The reality is that these services make it easy to spend money you don’t have if you have good credit. Credit approval takes about two minutes in the US, so you can easily make a binding commitment before you have time to engage your critical thinking.
The Risk is Real: Payments Can Be Problematic
When you decide to buy something, making the payment starts your relationship with the seller. You want to watch for these potential problems as they may be red flags about how someone runs their business.
Remember, the seller usually has more power in the relationship (read those T&Cs), and refunds aren’t necessarily an option. Carefully considering their payment approach will give you insight into their business practices and goals.
Here are questions to ask before you buy:
- Is the payment plan being used to handle objections? Consider why they need to handle objections at all and why they’re trying to coach you across the finish line.
- What type of markup is on the payment plan? Be clear about how much extra you may be paying to use the payment plan and question why that markup exists.
- What are the risks of paying in full? Paying in full can be enticing, but you can incur additional risk as you have little recourse if things go sideways. That bonus may not be worth it
- Should you consider using a third-party payment service? Explore why a business may be offering a payment service to consumers. How do they benefit by selling more and what do you get as a consumer? Is the trade-off worth it?

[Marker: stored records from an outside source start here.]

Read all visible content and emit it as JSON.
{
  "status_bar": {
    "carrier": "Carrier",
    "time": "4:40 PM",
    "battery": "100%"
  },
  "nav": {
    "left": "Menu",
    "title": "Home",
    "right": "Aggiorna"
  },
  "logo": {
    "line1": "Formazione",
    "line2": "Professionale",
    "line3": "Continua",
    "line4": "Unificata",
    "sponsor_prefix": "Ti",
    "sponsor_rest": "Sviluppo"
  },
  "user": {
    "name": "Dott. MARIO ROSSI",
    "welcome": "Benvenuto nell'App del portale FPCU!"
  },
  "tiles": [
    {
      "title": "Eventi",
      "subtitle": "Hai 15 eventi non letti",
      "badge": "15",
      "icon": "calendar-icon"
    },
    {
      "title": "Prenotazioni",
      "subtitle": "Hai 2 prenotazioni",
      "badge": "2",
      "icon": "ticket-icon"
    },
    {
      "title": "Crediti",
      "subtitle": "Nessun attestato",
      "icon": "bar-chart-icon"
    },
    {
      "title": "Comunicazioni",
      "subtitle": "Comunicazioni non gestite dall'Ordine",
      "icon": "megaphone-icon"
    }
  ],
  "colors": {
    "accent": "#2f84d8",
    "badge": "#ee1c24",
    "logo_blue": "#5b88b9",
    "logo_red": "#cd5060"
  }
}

- Review your payment card chargeback policies. Review the terms and conditions to understand the chargeback policy if you use a credit card to buy coaching, courses and programs. Once you’ve done that, you may want to use that card for future purchases as you have some degree of coverage for purchases that go bad.
- Screenshot everything. To ensure your butt is covered, screenshot and save the sales page, checkout page, terms and conditions at the point of purchase. Save them just in case. You probably won’t need them, but you’ll be happy to have the receipts if you do.